Gold medal coaching controversy

The two-time Olympian had to watch from the sidelines as her teammates won gold without her. She didn’t necessarily pay attention to the Olympic tournament, she says. But you can bet she was watching when the squad faced off against Canada in the final.

“I mean, it was out of my control, nothing I could do about it. I would have loved to be there and have been with the team; I have really good friends on the team still, so I was happy for them,” said Stack.

While Stack said she knew this would be the team that finally broke the curse, she’s very clear that the players on the team should get the sole credit for the win.

“That team was going to win the gold medal no matter who was coaching,” said Stack. “It was in no part due to the coaching staff or the management staff in place. It was the bond between the team and the hard work that they’ve put in over the four years.”

This is a coaching and management staff that’s gotten a fair amount of scrutiny from fans and media alike during the Olympic cycle.
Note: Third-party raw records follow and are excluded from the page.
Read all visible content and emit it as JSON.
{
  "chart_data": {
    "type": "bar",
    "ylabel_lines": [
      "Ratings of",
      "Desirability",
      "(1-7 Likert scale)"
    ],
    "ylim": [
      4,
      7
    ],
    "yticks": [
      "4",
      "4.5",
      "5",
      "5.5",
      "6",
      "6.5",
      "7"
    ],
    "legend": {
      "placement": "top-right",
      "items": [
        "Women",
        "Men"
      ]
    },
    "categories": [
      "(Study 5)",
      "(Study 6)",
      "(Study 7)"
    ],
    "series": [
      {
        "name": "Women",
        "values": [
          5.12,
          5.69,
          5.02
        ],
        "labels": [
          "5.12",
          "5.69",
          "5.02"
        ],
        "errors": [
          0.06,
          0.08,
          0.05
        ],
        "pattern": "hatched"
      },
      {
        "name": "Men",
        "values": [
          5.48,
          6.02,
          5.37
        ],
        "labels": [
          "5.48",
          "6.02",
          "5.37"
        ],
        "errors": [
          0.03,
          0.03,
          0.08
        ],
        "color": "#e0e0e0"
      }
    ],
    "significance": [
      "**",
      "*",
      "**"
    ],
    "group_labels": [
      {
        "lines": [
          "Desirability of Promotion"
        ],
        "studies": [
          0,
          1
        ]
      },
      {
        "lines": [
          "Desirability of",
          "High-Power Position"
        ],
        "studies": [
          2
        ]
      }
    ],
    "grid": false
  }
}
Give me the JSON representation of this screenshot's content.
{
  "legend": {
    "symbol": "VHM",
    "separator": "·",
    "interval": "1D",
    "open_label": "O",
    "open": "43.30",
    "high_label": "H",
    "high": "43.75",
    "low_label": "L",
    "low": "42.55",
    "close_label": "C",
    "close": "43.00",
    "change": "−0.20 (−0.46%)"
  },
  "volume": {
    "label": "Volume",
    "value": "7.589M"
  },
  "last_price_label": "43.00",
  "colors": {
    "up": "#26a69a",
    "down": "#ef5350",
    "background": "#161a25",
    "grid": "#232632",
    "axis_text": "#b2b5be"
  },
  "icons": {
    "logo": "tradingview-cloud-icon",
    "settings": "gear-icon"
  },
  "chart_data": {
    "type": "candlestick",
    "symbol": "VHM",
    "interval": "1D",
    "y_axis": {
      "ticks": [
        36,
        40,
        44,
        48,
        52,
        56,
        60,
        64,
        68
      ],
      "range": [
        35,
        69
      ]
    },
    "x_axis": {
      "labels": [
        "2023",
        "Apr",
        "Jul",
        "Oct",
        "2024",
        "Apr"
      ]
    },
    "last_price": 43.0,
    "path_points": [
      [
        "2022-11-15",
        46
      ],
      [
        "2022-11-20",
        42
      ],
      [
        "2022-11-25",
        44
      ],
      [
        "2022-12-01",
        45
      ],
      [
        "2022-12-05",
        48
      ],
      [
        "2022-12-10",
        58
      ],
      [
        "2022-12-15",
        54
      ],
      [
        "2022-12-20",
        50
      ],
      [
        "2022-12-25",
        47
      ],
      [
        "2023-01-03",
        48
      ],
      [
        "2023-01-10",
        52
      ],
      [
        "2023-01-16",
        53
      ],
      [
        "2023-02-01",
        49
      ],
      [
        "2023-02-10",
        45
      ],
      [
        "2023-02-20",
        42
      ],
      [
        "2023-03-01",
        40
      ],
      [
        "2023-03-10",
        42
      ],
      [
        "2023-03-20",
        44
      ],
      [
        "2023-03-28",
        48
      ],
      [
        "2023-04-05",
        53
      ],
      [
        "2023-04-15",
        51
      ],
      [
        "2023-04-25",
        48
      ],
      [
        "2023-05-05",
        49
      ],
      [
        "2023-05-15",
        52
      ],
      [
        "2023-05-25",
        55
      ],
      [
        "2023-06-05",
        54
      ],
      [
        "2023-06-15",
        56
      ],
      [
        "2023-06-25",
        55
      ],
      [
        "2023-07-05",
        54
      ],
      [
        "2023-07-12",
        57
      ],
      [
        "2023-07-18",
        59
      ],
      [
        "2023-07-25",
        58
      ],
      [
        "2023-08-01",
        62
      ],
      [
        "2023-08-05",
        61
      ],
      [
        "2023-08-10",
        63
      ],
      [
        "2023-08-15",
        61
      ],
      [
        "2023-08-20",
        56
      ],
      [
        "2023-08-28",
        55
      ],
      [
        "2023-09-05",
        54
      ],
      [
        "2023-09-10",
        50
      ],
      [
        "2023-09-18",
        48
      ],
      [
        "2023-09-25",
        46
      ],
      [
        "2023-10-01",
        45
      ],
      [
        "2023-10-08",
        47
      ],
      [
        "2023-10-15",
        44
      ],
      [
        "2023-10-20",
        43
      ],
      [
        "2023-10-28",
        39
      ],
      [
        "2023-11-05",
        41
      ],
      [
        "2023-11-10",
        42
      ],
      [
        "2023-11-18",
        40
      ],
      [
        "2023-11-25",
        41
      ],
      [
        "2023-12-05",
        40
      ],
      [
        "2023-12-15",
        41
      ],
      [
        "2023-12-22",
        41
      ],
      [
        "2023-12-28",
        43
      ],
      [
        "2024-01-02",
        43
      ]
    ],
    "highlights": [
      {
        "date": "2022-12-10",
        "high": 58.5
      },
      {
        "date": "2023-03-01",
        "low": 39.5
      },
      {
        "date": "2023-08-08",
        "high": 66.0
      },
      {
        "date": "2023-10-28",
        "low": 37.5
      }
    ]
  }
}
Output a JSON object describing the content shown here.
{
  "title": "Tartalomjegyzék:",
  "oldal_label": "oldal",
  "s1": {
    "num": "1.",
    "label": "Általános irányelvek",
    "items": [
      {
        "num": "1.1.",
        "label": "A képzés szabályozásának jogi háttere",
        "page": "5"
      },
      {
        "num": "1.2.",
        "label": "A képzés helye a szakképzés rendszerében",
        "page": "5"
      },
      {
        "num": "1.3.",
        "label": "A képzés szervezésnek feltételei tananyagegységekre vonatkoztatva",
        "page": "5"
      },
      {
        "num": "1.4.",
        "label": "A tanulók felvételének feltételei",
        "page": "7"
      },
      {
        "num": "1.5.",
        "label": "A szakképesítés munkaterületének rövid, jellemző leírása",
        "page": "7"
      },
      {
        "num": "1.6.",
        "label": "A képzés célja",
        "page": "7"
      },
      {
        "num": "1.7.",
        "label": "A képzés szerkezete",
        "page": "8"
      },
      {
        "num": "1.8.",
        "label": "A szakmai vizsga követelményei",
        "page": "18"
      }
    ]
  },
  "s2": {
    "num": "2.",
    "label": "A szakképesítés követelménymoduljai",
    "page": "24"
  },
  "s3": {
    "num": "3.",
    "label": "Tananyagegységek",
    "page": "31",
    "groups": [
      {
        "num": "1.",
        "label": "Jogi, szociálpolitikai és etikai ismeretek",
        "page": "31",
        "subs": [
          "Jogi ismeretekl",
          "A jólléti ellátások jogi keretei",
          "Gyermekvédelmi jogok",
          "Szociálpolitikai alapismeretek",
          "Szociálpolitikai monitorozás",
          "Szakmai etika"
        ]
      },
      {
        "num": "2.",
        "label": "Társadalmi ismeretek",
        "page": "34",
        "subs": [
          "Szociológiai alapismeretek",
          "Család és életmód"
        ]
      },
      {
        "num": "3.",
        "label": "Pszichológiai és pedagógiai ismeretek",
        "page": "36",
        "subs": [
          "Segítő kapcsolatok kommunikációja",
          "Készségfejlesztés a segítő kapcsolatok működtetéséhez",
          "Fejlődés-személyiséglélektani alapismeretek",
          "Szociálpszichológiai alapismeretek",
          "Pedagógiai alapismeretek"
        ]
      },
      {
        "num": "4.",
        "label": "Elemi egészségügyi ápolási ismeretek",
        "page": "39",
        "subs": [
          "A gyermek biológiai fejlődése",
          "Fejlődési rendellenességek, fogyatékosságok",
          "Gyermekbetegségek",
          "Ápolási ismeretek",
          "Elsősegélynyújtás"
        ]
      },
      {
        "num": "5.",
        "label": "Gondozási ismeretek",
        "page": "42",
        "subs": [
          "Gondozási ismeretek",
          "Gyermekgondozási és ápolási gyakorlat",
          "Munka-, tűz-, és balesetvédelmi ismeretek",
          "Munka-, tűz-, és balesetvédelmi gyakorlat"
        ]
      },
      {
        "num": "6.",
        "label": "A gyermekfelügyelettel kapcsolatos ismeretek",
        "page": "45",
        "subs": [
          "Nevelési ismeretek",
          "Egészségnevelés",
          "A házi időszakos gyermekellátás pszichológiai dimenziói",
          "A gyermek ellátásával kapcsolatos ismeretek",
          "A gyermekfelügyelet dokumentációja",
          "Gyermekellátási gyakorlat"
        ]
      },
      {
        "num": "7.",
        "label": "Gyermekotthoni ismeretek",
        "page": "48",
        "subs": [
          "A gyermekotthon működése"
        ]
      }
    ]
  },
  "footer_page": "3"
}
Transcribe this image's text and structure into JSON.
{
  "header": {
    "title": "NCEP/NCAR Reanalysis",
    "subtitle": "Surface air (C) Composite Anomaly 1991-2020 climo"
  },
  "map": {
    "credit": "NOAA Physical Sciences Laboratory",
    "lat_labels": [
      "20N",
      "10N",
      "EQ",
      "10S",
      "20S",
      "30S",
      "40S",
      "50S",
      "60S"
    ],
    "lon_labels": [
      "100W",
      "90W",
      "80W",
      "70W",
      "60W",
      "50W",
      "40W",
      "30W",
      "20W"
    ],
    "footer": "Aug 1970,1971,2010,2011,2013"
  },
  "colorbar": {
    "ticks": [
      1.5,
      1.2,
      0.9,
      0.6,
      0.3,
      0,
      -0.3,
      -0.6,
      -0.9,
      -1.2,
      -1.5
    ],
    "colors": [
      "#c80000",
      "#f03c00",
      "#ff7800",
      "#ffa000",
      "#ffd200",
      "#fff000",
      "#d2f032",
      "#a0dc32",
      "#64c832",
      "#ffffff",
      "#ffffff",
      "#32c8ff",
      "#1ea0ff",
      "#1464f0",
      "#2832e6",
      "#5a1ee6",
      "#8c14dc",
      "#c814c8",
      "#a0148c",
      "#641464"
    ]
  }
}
Stack wasn’t the only superstar cut from the roster — though they were named to the original Olympic roster, forward Alex Carpenter and defender Megan Bozek were the final two cuts. If the US had lost the gold medal game, undoubtedly there would have been a lot more criticism about those cuts. But a gold medal has a way of erasing questionable decisions.

Moving forward

After her exclusion from the centralization roster, Stack had a decision to make — where did she go from here? Ultimately, she signed with the Kunlun Red Star, one of the CWHL’s Chinese expansion teams, and has spent this season dominating the league, and coaching and promoting the team as a player ambassador.

“She is the consummate professional,” said Kunlun head coach Digit Murphy on Stack. “She deserves every penny that she gets paid as a sport ambassador, because she has walked the talk from August to now and has molded these Chinese (players) into what you saw today. When you saw them drive the net, or pick up the puck on the wall, or battle on the wall, this is a direct reflection of the people like Kelli…but she in particular is the leader who has really done it the most on our team, and really owned it.”

Not only has she stood out as a coach, she’s been incredible as a player. Stack ran away with the scoring title, scoring 49 points in 28 games — the highest single-season point total since 2011-12, when Meghan Agosta scored 80 points in 27 games.

Now the scoring champion has her eyes fixed on another prize — the Clarkson Cup. Kunlun will face off against the Calgary Inferno in the first round. Though the Inferno have more depth than the Red Star, Stack has been a game-changer all year and wants a shot at the Cup.

“Winning it this year would be incredible. I mean, our expectations going into the season were just kind of streamlined,” said Stack. “We didn’t know what to expect, we didn’t know what the talent was going to be like on the other teams, but we knew that we were going to be able to compete with the best teams in the league.

“Winning a championship would be one of my greatest hockey memories, to do it with this group of girls.”

Al Saniuk

Future in hockey?

But after the CWHL season is over, where does Stack go from there? She’s not sure. Despite her Olympic snub, could we see her on a Four Nations or World Championship roster if the management decides they want her back?

“I think if I kept training and wanted to play in the next Olympics I could from a physical standpoint, but I would want no part in what that group of management and coaching staff is doing,” said Stack.

It’s possible that Stack could stay on Kunlun, if Murphy’s glowing praise is any indication. Stack’s contract is a one-year deal, but playing abroad is taxing, and she isn’t ready to make any decisions just yet.

“I think [Kunlun] will evaluate what they’re going to do next year, who they want around. I’m still kind of up in the air, taking it one day at a time,” said Stack. “I’m getting married in the fall, so I’m kind of coming to that stage where I have to make a decision if I want to keep living abroad, away from my home and my fiancé and my dogs, and I’m at the age where I might want to have children of my own. So it’s going to be a big decision this summer.”